Le Grand Est, 3e des Régions les plus énergivores
Énergie. 3e Région la plus industrielle de France pour son volume d’emploi, plus de 300 000 salariés, le Grand Est occupe également la 3e place nationale pour la plus forte consommation énergétique industrielle. Elle est néanmoins la 2e région pour ses investissements dans l’antipollution industrielle.
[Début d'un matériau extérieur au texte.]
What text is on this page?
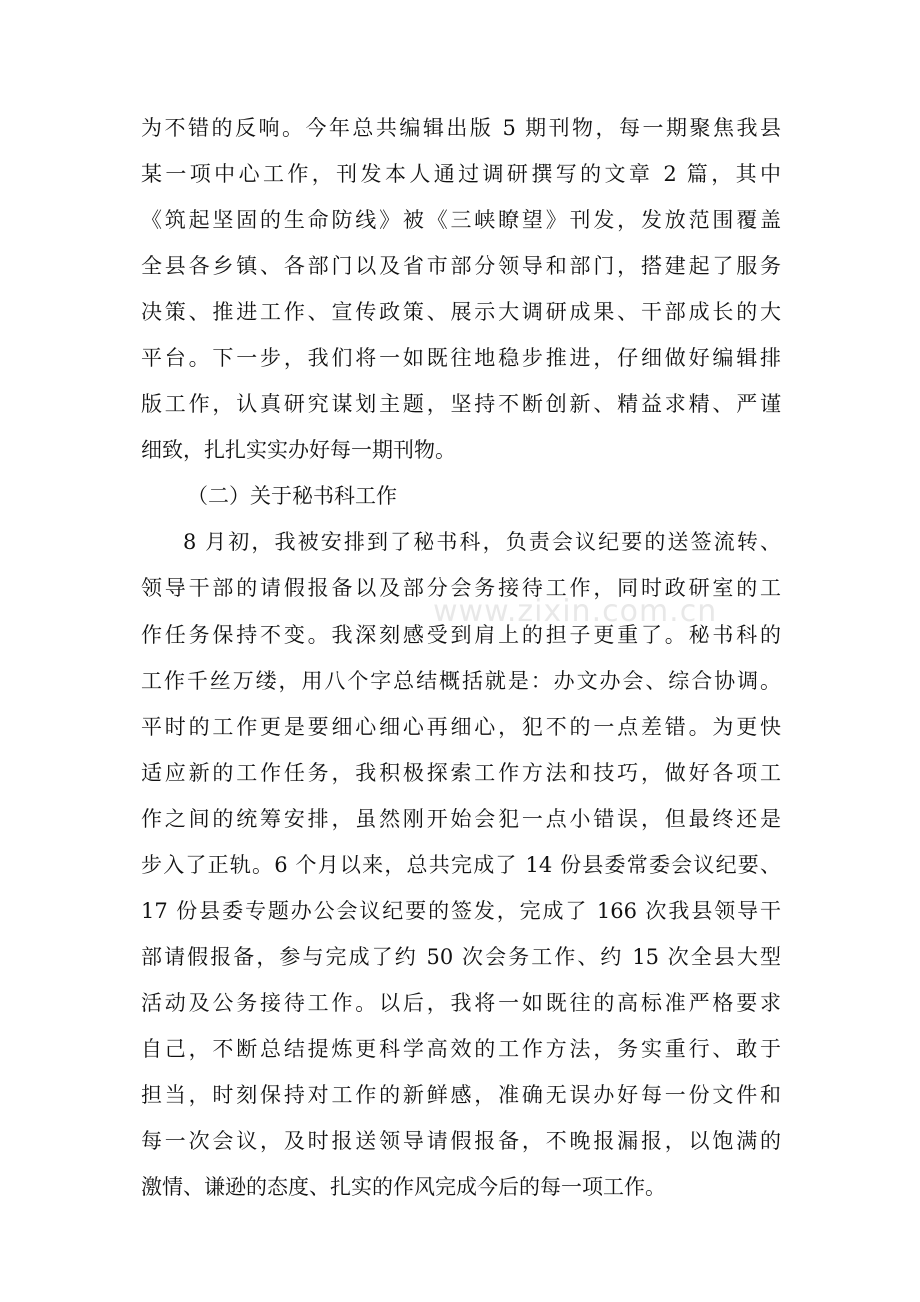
为不错的反响。今年总共编辑出版 5 期刊物，每一期聚焦我县
某一项中心工作，刊发本人通过调研撰写的文章 2 篇，其中
《筑起坚固的生命防线》被《三峡瞭望》刊发，发放范围覆盖
全县各乡镇、各部门以及省市部分领导和部门，搭建起了服务
决策、推进工作、宣传政策、展示大调研成果、干部成长的大
平台。下一步，我们将一如既往地稳步推进，仔细做好编辑排
版工作，认真研究谋划主题，坚持不断创新、精益求精、严谨
细致，扎扎实实办好每一期刊物。
（二）关于秘书科工作
8 月初，我被安排到了秘书科，负责会议纪要的送签流转、
领导干部的请假报备以及部分会务接待工作，同时政研室的工
作任务保持不变。我深刻感受到肩上的担子更重了。秘书科的
工作千丝万缕，用八个字总结概括就是：办文办会、综合协调。
平时的工作更是要细心细心再细心，犯不的一点差错。为更快
适应新的工作任务，我积极探索工作方法和技巧，做好各项工
作之间的统筹安排，虽然刚开始会犯一点小错误，但最终还是
步入了正轨。6 个月以来，总共完成了 14 份县委常委会议纪要、
17 份县委专题办公会议纪要的签发，完成了 166 次我县领导干
部请假报备，参与完成了约 50 次会务工作、约 15 次全县大型
活动及公务接待工作。以后，我将一如既往的高标准严格要求
自己，不断总结提炼更科学高效的工作方法，务实重行、敢于
担当，时刻保持对工作的新鲜感，准确无误办好每一份文件和
每一次会议，及时报送领导请假报备，不晚报漏报，以饱满的
激情、谦逊的态度、扎实的作风完成今后的每一项工作。
www.zixin.com.cn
Alors qu’en France, l’industrie consomme moins que les transports et le résidentiel, avec un tiers de la consommation régionale finale, l’industrie est le secteur le plus consommateur d’énergie du Grand Est. Cette situation, relevée en 2023, place la région au 3e rang national, derrière les Hauts-de-France et la Provence-Alpes-Côte d’Azur. L’Île-de-France, le Centre-Val de Loire et la Bretagne consomment quatre fois moins d’énergie que le Grand Est pour le fonctionnement de leurs industries. La consommation énergétique du Grand Est se concentre sur cinq secteurs particulièrement énergivores : la chimie, l’agroalimentaire, la métallurgie, les produits minéraux non métalliques, la fabrication du papier et du carton. Ces secteurs, 34% de l’emploi régional, pèsent 80% de la consommation d’énergie industrielle. La chimie consomme à elle seule 27% de l’énergie utilisée dans l’industrie régionale.
Les produits pétroliers ne pèsent que 3% de la consommation énergétique
L’industrie régionale est très dépendante du gaz et de l’électricité, respectivement 41% et 28% de la consommation finale, contre 29 et 28% en France. A contrario, les produits pétroliers consommés dans le Grand Est ne représentent que 3% de la consommation énergétique globale, une part pratiquement quatre fois moindre qu’au niveau national. Le gaz constitue la moitié de l’énergie consommée dans l’agroalimentaire et la métallurgie et un tiers dans les trois autres secteurs industriels les plus énergivores. Hors les cinq secteurs les plus énergivores, l’électricité représente 50% de la consommation des autres secteurs. Le charbon et ses dérivées pèsent le quart des énergies utilisées dans la chimie, le bois un sixième dans l’agroalimentaire.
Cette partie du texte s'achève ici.